1. Let Scripture speak.
Like all faithful preaching, missional preaching must be grounded in Scripture, and for me, that means often ignoring the lectionary. I recognize that abandoning the lectionary for a sermon series can be a painful process for many (it was for me), something like a proper Anglican spouting homilies among the hay. The lectionary, at its best, pushes us to address Scripture in the broadest sense. At its worst, however, it is a fence that keeps us safe from difficult texts.
I’ve come to realize that, many times, the lectionary keeps us out of Scripture’s bad neighborhoods and assumes that the Sunday listeners are reading the rest of the Bible on their own. In sterilizing the most violent and passionate scenes in the Bible, the lectionary leaves its scripturally illiterate listeners thinking the Bible is mostly a docile collection of spiritual reflections. There are exceptions to this, of course, but as I found when I did a recent series on the book of Judges (pairing each of the judges with increasingly flawed modern comic book heroes), the lectionary only gives us one lesson from that profound set of stories, and it is an uncharacteristic one, whitewashed of Judges’ bloody gore.
But preaching sermon series, especially controversial ones, is never an excuse to ignore Scripture. We must remember that we are modeling the theological task for our hearers as we preach. They are not only hearing our answers, they are paying attention to the way we approach the questions. Wesley stepped out of the pulpit, but he took God’s story with him. For his homiletical descendants, Scripture is never seasoning for the sermon—it is the main course, regardless of whether or not we begin in the lectionary.

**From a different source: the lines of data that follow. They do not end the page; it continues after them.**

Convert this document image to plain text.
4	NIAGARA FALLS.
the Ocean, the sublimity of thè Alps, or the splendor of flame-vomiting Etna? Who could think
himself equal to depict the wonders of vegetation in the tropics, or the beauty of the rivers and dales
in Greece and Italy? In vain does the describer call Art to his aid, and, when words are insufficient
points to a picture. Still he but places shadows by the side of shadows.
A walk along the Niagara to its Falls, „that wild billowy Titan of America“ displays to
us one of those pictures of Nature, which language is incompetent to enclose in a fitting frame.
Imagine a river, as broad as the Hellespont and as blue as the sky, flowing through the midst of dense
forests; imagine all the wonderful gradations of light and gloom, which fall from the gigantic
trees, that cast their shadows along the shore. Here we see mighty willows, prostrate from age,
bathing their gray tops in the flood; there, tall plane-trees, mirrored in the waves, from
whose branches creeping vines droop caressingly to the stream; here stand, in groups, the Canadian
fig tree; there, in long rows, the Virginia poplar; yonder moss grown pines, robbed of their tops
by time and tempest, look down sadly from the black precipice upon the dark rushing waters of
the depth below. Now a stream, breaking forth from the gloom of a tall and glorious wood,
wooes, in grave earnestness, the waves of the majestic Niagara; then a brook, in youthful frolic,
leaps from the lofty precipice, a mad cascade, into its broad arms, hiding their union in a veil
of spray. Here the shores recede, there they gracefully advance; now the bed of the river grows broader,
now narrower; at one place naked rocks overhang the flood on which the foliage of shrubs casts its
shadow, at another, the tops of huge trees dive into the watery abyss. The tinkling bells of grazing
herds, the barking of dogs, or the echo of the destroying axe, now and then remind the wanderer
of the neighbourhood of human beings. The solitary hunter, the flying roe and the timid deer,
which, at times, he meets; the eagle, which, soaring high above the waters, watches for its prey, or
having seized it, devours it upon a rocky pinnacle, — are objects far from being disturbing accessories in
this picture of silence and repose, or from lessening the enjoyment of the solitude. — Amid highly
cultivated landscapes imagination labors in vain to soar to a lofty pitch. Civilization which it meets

2. Don’t preach controversial subjects for controversy’s sake.
Tackling tough subject material alone is not enough to reclaim the missional nature of the preaching task. The story of John Wesley is instructive again, reminding us that, while Wesley took several risks in his ministry, those decisions were never made for shock value. Preachers who choose to preach on controversial topics believing that controversy will cover up a weak sermon will be disappointed, as will those who have to suffer through their preaching.